For an Iranian worker who earns the equivalent of around 60 euros per month, the price of a single kilo of chicken now represents around 10% of his monthly salary. “Some people are negotiating credit agreements with their grocers and traders, others have removed meat from their plates or have drastically reduced their rations,” said Coville.
A company awaiting an agreement
“People have other worries than going to vote, they are disillusioned,” said Azadeh Kian from Paris Diderot University. On the eve of the 2021 presidential election, Kian believes that Iranian society is not in the campaign, but in “standby” mode.
Expectations center on the 2015 Iran nuclear deal, under which Tehran accepted limits on its nuclear program in return for relief from international sanctions. But those hopes were dashed in 2018 when Trump tore up the deal and imposed sanctions aimed at Iran’s diplomatic isolation and economic strangulation.

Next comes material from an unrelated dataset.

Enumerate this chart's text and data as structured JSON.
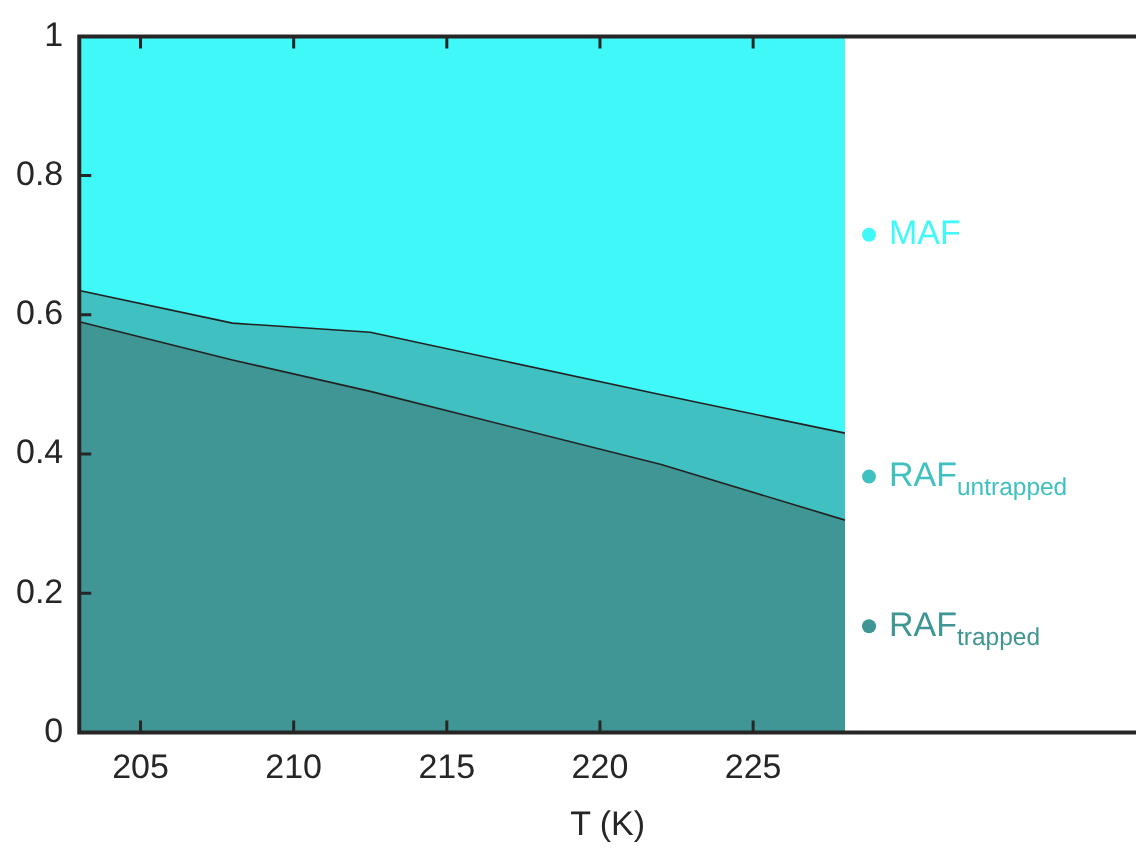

In the midst of the election campaign for the 2020 US presidential election, Joe Biden promised to act quickly to join the Iran nuclear deal. But that promise turned out to be easier said than done.
Talks to revive the deal began in Vienna in May and are now in their sixth round, with Tehran pushing for the lifting of sanctions and the possibility of keeping equipment installed after Trump’s withdrawal while the United States seeks further restrict Iran’s missile capabilities.
In an interview with the Italian daily La Repubblica on Wednesday, the head of the UN Nuclear Observatory said a deal will have to await the results of the June 18 elections. “Everyone knows that at this stage, we will have to wait for the new Iranian government,” said Rafael Grossi, head of the International Atomic Energy Agency (IAEA).
Given the economic stakes and the direct impact on their daily lives, Iranians in the middle class seem more focused on the nuclear deal than on the presidential election. “The US exit from the nuclear deal is affecting public morale. The Iranians are more focused on what the negotiations on this issue will deliver than on the outcome of the elections,” Kian said.
The Politics of Distress and Hope
Eight years ago, Rouhani was elected with strong middle class support to negotiate a nuclear deal with the United States. After the deal was signed in 2015, the moderate Iranian leader was re-elected for a new four-year term, backed by the brief easing of sanctions.
His victories then “were not motivated by economic distress but by hope”, wrote Djavad Salehi-Isfahani, professor of economics at Virginia Tech and non-resident senior researcher at the Brookings Institution, based in Washington DC.
On the social level, hopes of easing restrictions, which mobilized the voices of young people and women in previous elections, have taken a back seat this year. “Hassan Rouhani was a big disappointment, he couldn’t prevent the imprisonment of human rights, women’s rights and environmental activists. He also failed to keep his promise to create a ministry of human rights. Women’s rights, ”Kian said.
But these concerns have not completely disappeared. And they just might get Mahsa back to the polls this year. “I will probably vote at the last minute out of fear, if I feel like an ultraconservative can win. Then my vote could count.”
* First names have been changed
This article has been translated from the original into French.